Big Data has been the driving force behind the evolution we've been following in Data Science, Machine Learning and IA over the last decade. It's hard to imagine a company that is not yet adopting or thinking of adopting a Big Data solution to leverage business and generate insights. Now another technology promises to revolutionize the way we conduct financial transactions, Blockchain, and this can create even more opportunities for those who work with Big Data solutions. Let's investigate what these opportunities are in this post.
What is Blockchain?
Blockchain is a distributed database system that acts as an "open book" (also called ledger) for storing and managing transactions. Each record in the database is called a block and contains details such as the timestamp of the transaction as well as a link to the previous block. This makes it impossible for anyone to change information about records retrospectively. In addition, due to the fact that the same transaction is registered in multiple distributed database systems, the technology is secure by design. Therefore, Blockchain is immutable - the information remains in the same state as long as the network exists.

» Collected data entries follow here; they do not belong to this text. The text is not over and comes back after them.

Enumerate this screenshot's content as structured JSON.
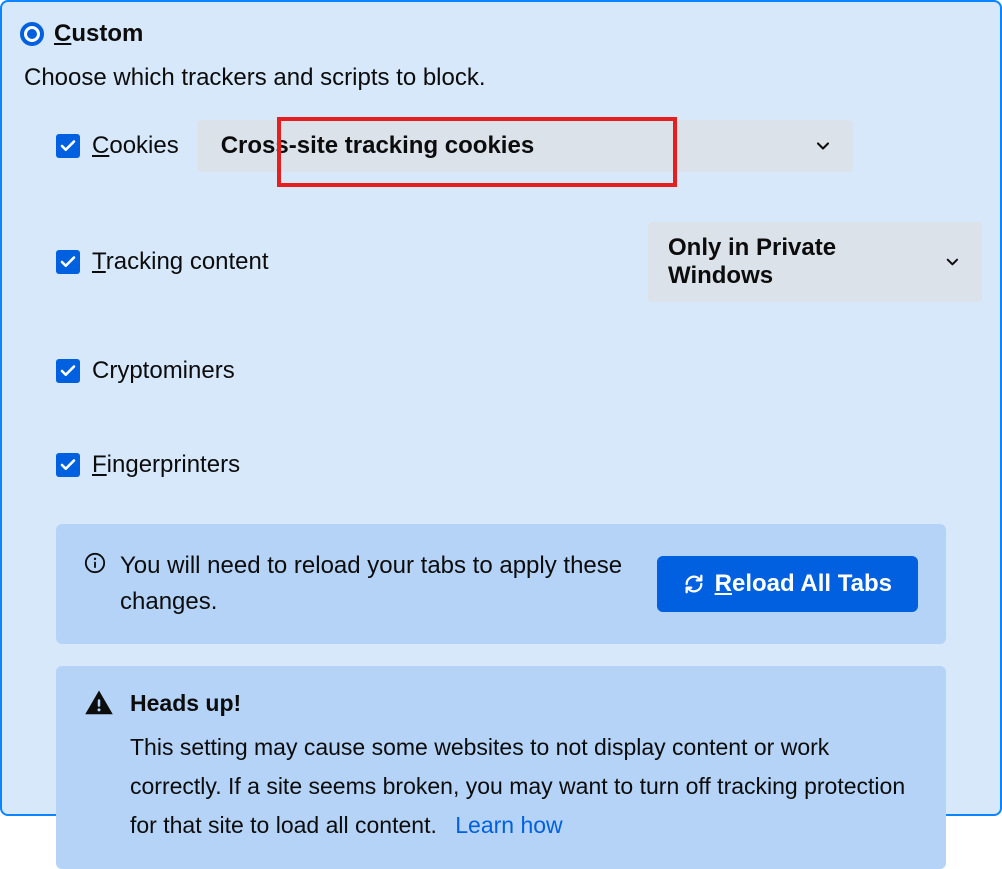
{
  "header": {
    "label_prefix": "C",
    "label_rest": "ustom"
  },
  "description": "Choose which trackers and scripts to block.",
  "options": {
    "cookies": {
      "prefix": "C",
      "rest": "ookies",
      "checked": true,
      "dropdown": "Cross-site tracking cookies"
    },
    "tracking": {
      "prefix": "T",
      "rest": "racking content",
      "checked": true,
      "dropdown": "Only in Private Windows"
    },
    "cryptominers": {
      "label": "Cryptominers",
      "checked": true
    },
    "fingerprinters": {
      "prefix": "F",
      "rest": "ingerprinters",
      "checked": true
    }
  },
  "info": {
    "message": "You will need to reload your tabs to apply these changes.",
    "button_prefix": "R",
    "button_rest": "eload All Tabs"
  },
  "warning": {
    "title": "Heads up!",
    "message": "This setting may cause some websites to not display content or work correctly. If a site seems broken, you may want to turn off tracking protection for that site to load all content.",
    "link": "Learn how"
  },
  "colors": {
    "accent": "#0060df",
    "panel_bg": "#d6e8fa",
    "box_bg": "#b4d3f6",
    "highlight": "#e61e1e"
  }
}
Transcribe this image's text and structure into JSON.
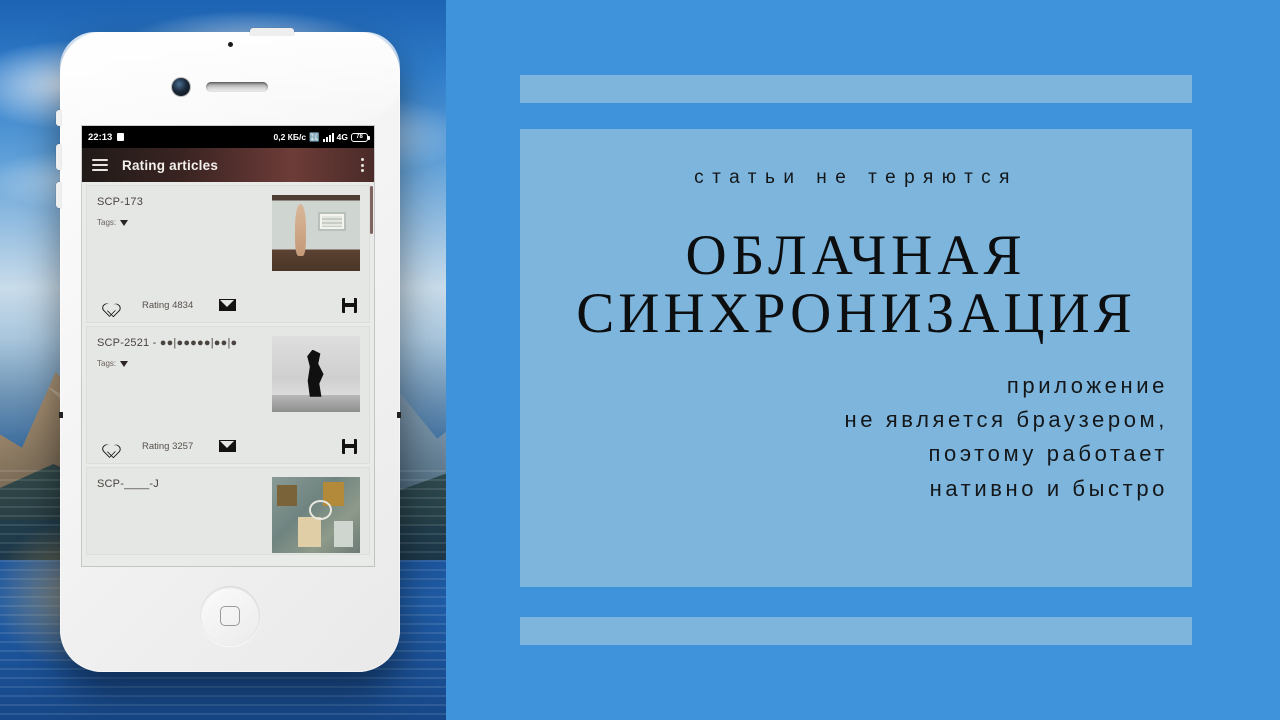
{
  "slide": {
    "eyebrow": "статьи не теряются",
    "headline_line1": "ОБЛАЧНАЯ",
    "headline_line2": "СИНХРОНИЗАЦИЯ",
    "body_line1": "приложение",
    "body_line2": "не является браузером,",
    "body_line3": "поэтому работает",
    "body_line4": "нативно и быстро",
    "colors": {
      "background_blue": "#3f93db",
      "panel_blue": "#7db5dc",
      "text_dark": "#14171a"
    }
  },
  "phone": {
    "status_bar": {
      "time": "22:13",
      "net_speed": "0,2 КБ/с",
      "network": "4G",
      "battery_percent": "78"
    },
    "app_bar": {
      "title": "Rating articles",
      "menu_icon": "hamburger-icon",
      "overflow_icon": "kebab-menu-icon"
    },
    "articles": [
      {
        "title": "SCP-173",
        "tags_label": "Tags:",
        "rating": "Rating 4834",
        "favorite_icon": "heart-icon",
        "mail_icon": "envelope-icon",
        "save_icon": "floppy-save-icon"
      },
      {
        "title": "SCP-2521 - ●●|●●●●●|●●|●",
        "tags_label": "Tags:",
        "rating": "Rating 3257",
        "favorite_icon": "heart-icon",
        "mail_icon": "envelope-icon",
        "save_icon": "floppy-save-icon"
      },
      {
        "title": "SCP-____-J",
        "tags_label": "",
        "rating": "",
        "favorite_icon": "",
        "mail_icon": "",
        "save_icon": ""
      }
    ]
  }
}
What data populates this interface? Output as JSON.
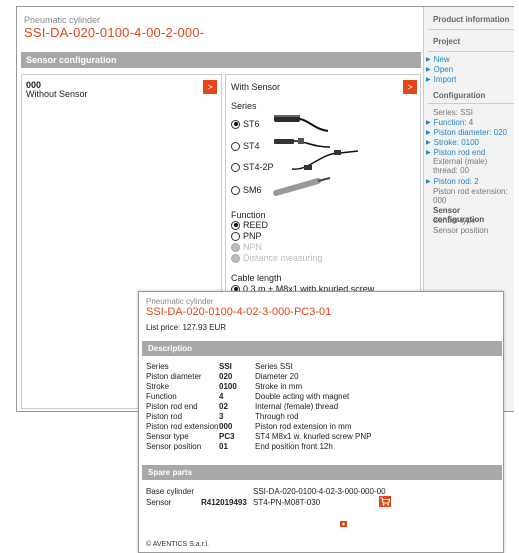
{
  "product": {
    "kind": "Pneumatic cylinder",
    "code": "SSI-DA-020-0100-4-00-2-000-"
  },
  "config": {
    "section_title": "Sensor configuration",
    "left_option": {
      "code": "000",
      "name": "Without Sensor"
    },
    "right_option": {
      "name": "With Sensor"
    },
    "series_label": "Series",
    "series_options": [
      {
        "label": "ST6",
        "selected": true
      },
      {
        "label": "ST4",
        "selected": false
      },
      {
        "label": "ST4-2P",
        "selected": false
      },
      {
        "label": "SM6",
        "selected": false
      }
    ],
    "function_label": "Function",
    "function_options": [
      {
        "label": "REED",
        "selected": true,
        "disabled": false
      },
      {
        "label": "PNP",
        "selected": false,
        "disabled": false
      },
      {
        "label": "NPN",
        "selected": false,
        "disabled": true
      },
      {
        "label": "Distance measuring",
        "selected": false,
        "disabled": true
      }
    ],
    "cable_label": "Cable length",
    "cable_option": "0.3 m + M8x1 with knurled screw",
    "arrow_glyph": ">"
  },
  "sidebar": {
    "product_info": "Product information",
    "project": "Project",
    "project_links": [
      "New",
      "Open",
      "Import"
    ],
    "configuration": "Configuration",
    "series": "Series: SSI",
    "function": "Function: 4",
    "piston_diameter": "Piston diameter: 020",
    "stroke": "Stroke: 0100",
    "piston_rod_end": "Piston rod end",
    "piston_rod_end_value": "External (male) thread: 00",
    "piston_rod": "Piston rod: 2",
    "piston_rod_ext": "Piston rod extension: 000",
    "sensor_config": "Sensor configuration",
    "sensor_type": "Sensor type",
    "sensor_position": "Sensor position"
  },
  "popup": {
    "kind": "Pneumatic cylinder",
    "code": "SSI-DA-020-0100-4-02-3-000-PC3-01",
    "price": "List price: 127.93 EUR",
    "description_title": "Description",
    "rows": [
      {
        "k": "Series",
        "c": "SSI",
        "t": "Series SSI"
      },
      {
        "k": "Piston diameter",
        "c": "020",
        "t": "Diameter 20"
      },
      {
        "k": "Stroke",
        "c": "0100",
        "t": "Stroke in mm"
      },
      {
        "k": "Function",
        "c": "4",
        "t": "Double acting with magnet"
      },
      {
        "k": "Piston rod end",
        "c": "02",
        "t": "Internal (female) thread"
      },
      {
        "k": "Piston rod",
        "c": "3",
        "t": "Through rod"
      },
      {
        "k": "Piston rod extension",
        "c": "000",
        "t": "Piston rod extension in mm"
      },
      {
        "k": "Sensor type",
        "c": "PC3",
        "t": "ST4 M8x1 w. knurled screw PNP"
      },
      {
        "k": "Sensor position",
        "c": "01",
        "t": "End position front 12h"
      }
    ],
    "spare_title": "Spare parts",
    "spare": [
      {
        "k": "Base cylinder",
        "num": "",
        "code": "SSI-DA-020-0100-4-02-3-000-000-00"
      },
      {
        "k": "Sensor",
        "num": "R412019493",
        "code": "ST4-PN-M08T-030"
      }
    ],
    "copyright": "© AVENTICS S.a.r.l."
  },
  "colors": {
    "accent": "#e2461b",
    "bar": "#a8a8a8",
    "link": "#1b86c8"
  },
  "icons": {
    "cart": "cart-icon",
    "arrow": "chevron-right-icon",
    "up": "arrow-up-icon"
  }
}
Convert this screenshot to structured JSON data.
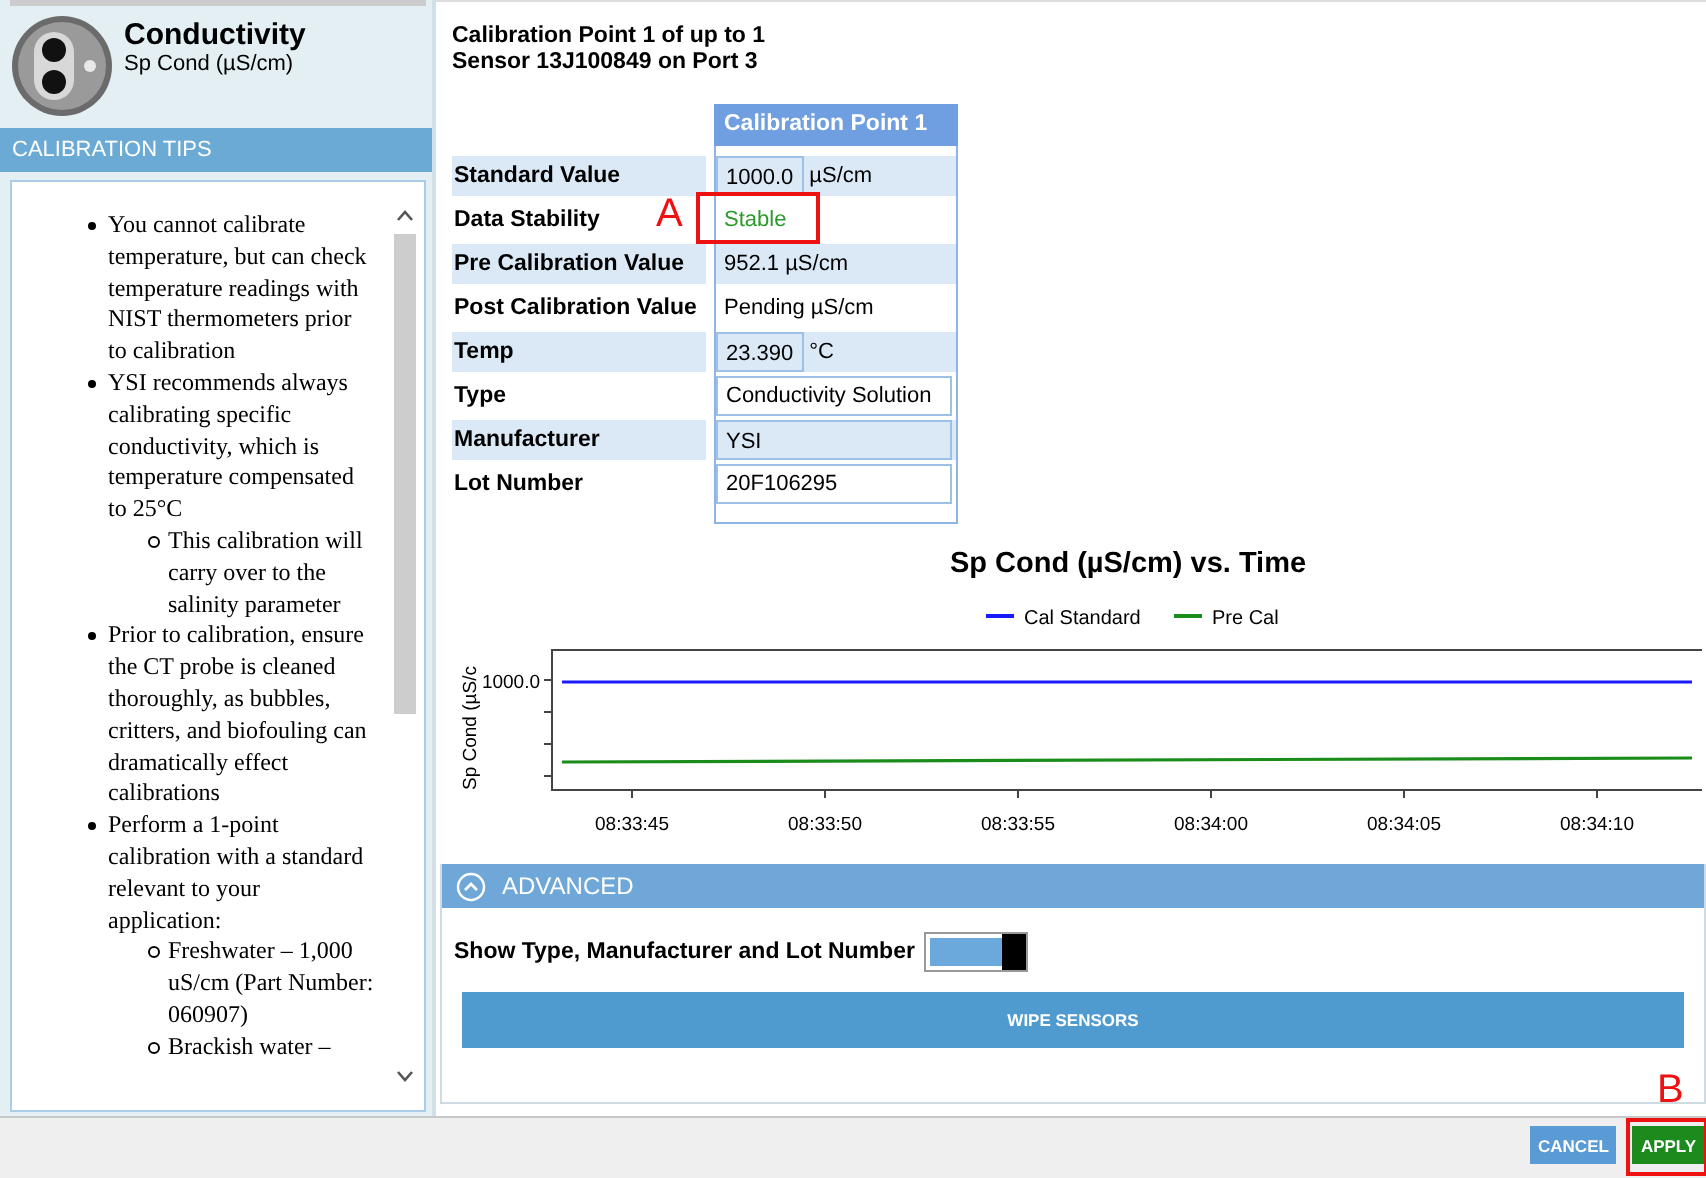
{
  "sensor": {
    "title": "Conductivity",
    "subtitle": "Sp Cond (µS/cm)"
  },
  "tips": {
    "title": "CALIBRATION TIPS",
    "items": [
      {
        "text": "You cannot calibrate temperature, but can check temperature readings with NIST thermometers prior to calibration"
      },
      {
        "text": "YSI recommends always calibrating specific conductivity, which is temperature compensated to 25°C",
        "children": [
          {
            "text": "This calibration will carry over to the salinity parameter"
          }
        ]
      },
      {
        "text": "Prior to calibration, ensure the CT probe is cleaned thoroughly, as bubbles, critters, and biofouling can dramatically effect calibrations"
      },
      {
        "text": "Perform a 1-point calibration with a standard relevant to your application:",
        "children": [
          {
            "text": "Freshwater – 1,000 uS/cm (Part Number: 060907)"
          },
          {
            "text": "Brackish water –"
          }
        ]
      }
    ]
  },
  "heading": [
    "Calibration Point 1 of up to 1",
    "Sensor 13J100849 on Port 3"
  ],
  "table": {
    "column": "Calibration Point 1",
    "rows": [
      {
        "label": "Standard Value",
        "kind": "box",
        "value": "1000.0",
        "unit": "µS/cm"
      },
      {
        "label": "Data Stability",
        "kind": "status",
        "value": "Stable",
        "callout": "A"
      },
      {
        "label": "Pre Calibration Value",
        "kind": "text",
        "value": "952.1 µS/cm"
      },
      {
        "label": "Post Calibration Value",
        "kind": "text",
        "value": "Pending µS/cm"
      },
      {
        "label": "Temp",
        "kind": "box",
        "value": "23.390",
        "unit": "°C"
      },
      {
        "label": "Type",
        "kind": "input",
        "value": "Conductivity Solution"
      },
      {
        "label": "Manufacturer",
        "kind": "box",
        "value": "YSI"
      },
      {
        "label": "Lot Number",
        "kind": "input",
        "value": "20F106295"
      }
    ]
  },
  "chart": {
    "title": "Sp Cond (µS/cm) vs. Time",
    "legend": [
      {
        "name": "Cal Standard",
        "color": "#1a1aff"
      },
      {
        "name": "Pre Cal",
        "color": "#1a8c1a"
      }
    ],
    "ylabel": "Sp Cond (µS/c",
    "ytick": "1000.0",
    "xticks": [
      "08:33:45",
      "08:33:50",
      "08:33:55",
      "08:34:00",
      "08:34:05",
      "08:34:10"
    ]
  },
  "advanced": {
    "title": "ADVANCED",
    "expanded": true,
    "toggle": {
      "label": "Show Type, Manufacturer and Lot Number",
      "on": true
    },
    "button": "WIPE SENSORS"
  },
  "footer": {
    "buttons": [
      {
        "label": "CANCEL",
        "kind": "cancel"
      },
      {
        "label": "APPLY",
        "kind": "apply",
        "callout": "B"
      }
    ]
  }
}
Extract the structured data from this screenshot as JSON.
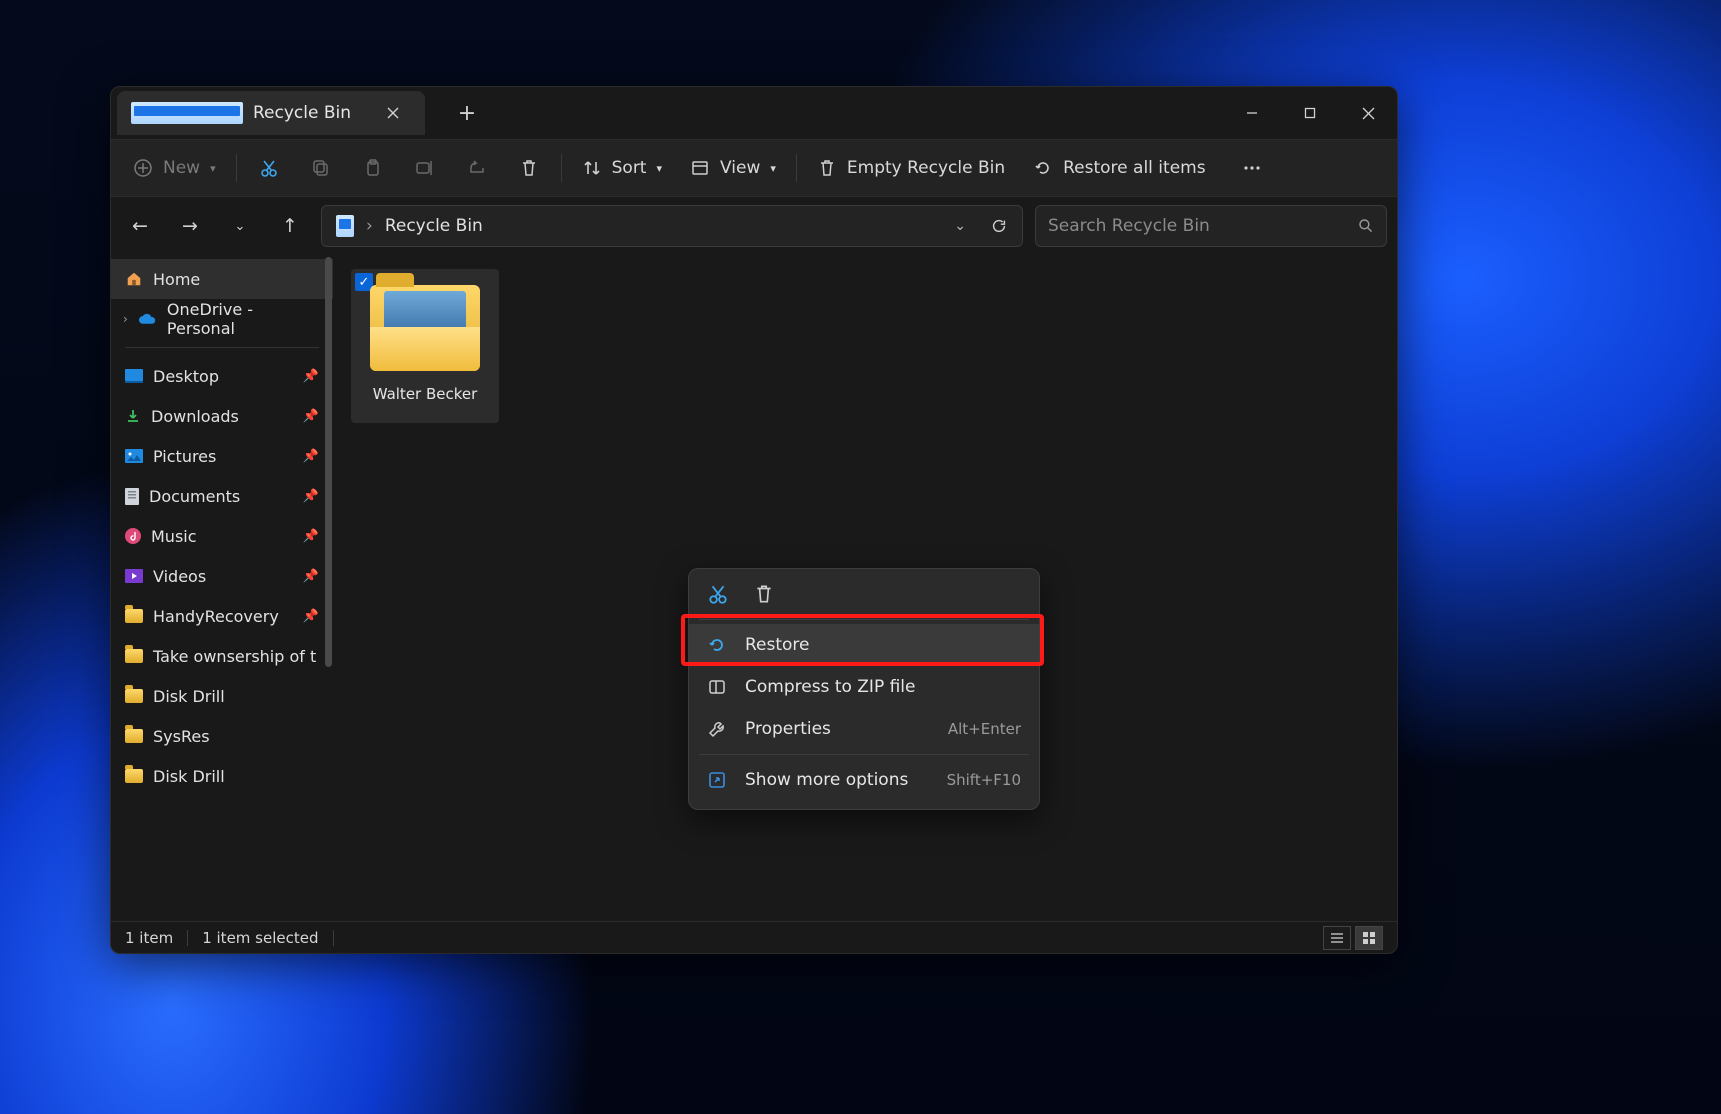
{
  "window": {
    "tab_title": "Recycle Bin"
  },
  "toolbar": {
    "new": "New",
    "sort": "Sort",
    "view": "View",
    "empty": "Empty Recycle Bin",
    "restore_all": "Restore all items"
  },
  "breadcrumb": {
    "path": "Recycle Bin"
  },
  "search": {
    "placeholder": "Search Recycle Bin"
  },
  "sidebar": {
    "home": "Home",
    "onedrive": "OneDrive - Personal",
    "quick": [
      {
        "label": "Desktop"
      },
      {
        "label": "Downloads"
      },
      {
        "label": "Pictures"
      },
      {
        "label": "Documents"
      },
      {
        "label": "Music"
      },
      {
        "label": "Videos"
      },
      {
        "label": "HandyRecovery"
      },
      {
        "label": "Take ownsership of t"
      },
      {
        "label": "Disk Drill"
      },
      {
        "label": "SysRes"
      },
      {
        "label": "Disk Drill"
      }
    ]
  },
  "content": {
    "items": [
      {
        "label": "Walter Becker"
      }
    ]
  },
  "context_menu": {
    "restore": "Restore",
    "compress": "Compress to ZIP file",
    "properties": "Properties",
    "properties_sc": "Alt+Enter",
    "more": "Show more options",
    "more_sc": "Shift+F10"
  },
  "status": {
    "count": "1 item",
    "selected": "1 item selected"
  }
}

Within the Bitcoin virtual currency, a Blockchain is the data structure that represents a financial accounting entry or a record of a transaction. Each transaction is digitally signed with the purpose of guaranteeing its authenticity and ensuring that no one adulterates it, so that the record itself and the transactions within it are considered of high integrity.
True magic comes, however, from the fact that these digital log entries are distributed between a deployment or infrastructure. These additional nodes and tiers in the infrastructure serve the purpose of providing consensus on the state of a transaction at any time since all such nodes and tiers have copies of the authenticated records distributed between them.
Blockchain is a technology that aims at decentralization as a security measure. They are distributed and shared records and data bases that have the function of creating a global index for all the transactions that occur in a given market. It functions as a reason book, only in a public, shared and universal way, which creates consensus and trust in direct communication between two parties, that is, without the intermediary of third parties. It is constantly growing as new complete blocks are added to it by a new set of records. Blocks are added to the blockchain in a linear and chronological way. Each node - any computer connected to this network has the task of validating and passing on transactions - gets a copy of the blockchain after joining the network. The blockchain has complete address and balance information directly from the genesis block to the most recently completed block.
The blockchain was first defined in the original bitcoin source code. Therefore, they are closely connected with regard to the emergence of both.
The original definition was created in 2008 with the publication of the article "Bitcoin: The Peer-to-Peer Electronic Cash System" published by Satoshi Nakamoto (whose real identity remains open although there is some speculation and pronouncements about it). In 2009 the code was released as open source.
Thus, in 2009 begins the bitcoin network when Satoshi Nakamoto mined the first bitcoins. Satoshi Nakamoto disappeared in 2011 - that is, he stopped participating in forums, articles and code contributions about bitcoin. But even with the absence of Satoshi Nakamoto, bitcoin continued to be developed, with the community's overall effort working to solve various problems in the code - including, for example, a technical flaw in 2013 that caused a bifurcation in the blockchain.
Being the technological base of the crypto-coins, the blockchain has received the interest of banks, companies and governmental organizations. Since then, modifications have been made from the original version and new applications have been tied to the blockchain.
Blockchain and Big Data
When we talk about blockchain in the context of Bitcoin, the connection with Big Data seems a bit tenuous. What if, instead of Bitcoin, the block chain was a reason book for other financial transactions? Or commercial contracts? Or stock trading?
The financial services industry is starting to look seriously at blockchain technology. Oliver Bussmann, CIO at UBS says that blockchain technology can "reduce transaction processing time from days to minutes."
Imagine block strings of this magnitude. Data Lakes blocks containing the complete history of all financial transactions, all available for review. Blockchain provides the integrity of the ledger, but not for analysis. This is where Big Data and the analysis tools that come with it come into play.
Opportunities for Big Data Analytics
Recently, a consortium of 47 Japanese banks teamed up with a blockchain Startup called Ripple to facilitate money transfers between bank accounts using blockchain. The main reason behind the move is to perform real-time transfers at a significantly low cost. One of the reasons why traditional real-time transfers are costly is by potential risk factors. Double-spend (which is a form of transaction failure where the same security token is used twice) is a problem with real-time transfers. With blockchains, this risk is largely avoided. Big Data Analytics would make it possible to identify patterns in consumer spending and identify risky transactions much faster than can be done today. This reduces the cost of real-time transactions.
In companies outside the financial sector, the main impetus for the adoption of Blockchain technologies has been security. In the healthcare, retail, and public administration industries, establishments began experimenting with the blockchain to prevent intrusions and data leaks. In healthcare, technology such as blockchain can ensure that multiple "signatures" are requested at all levels of data access. This can help prevent a repeat of events like the 2015 attack that led to the theft of more than 100 million patient records.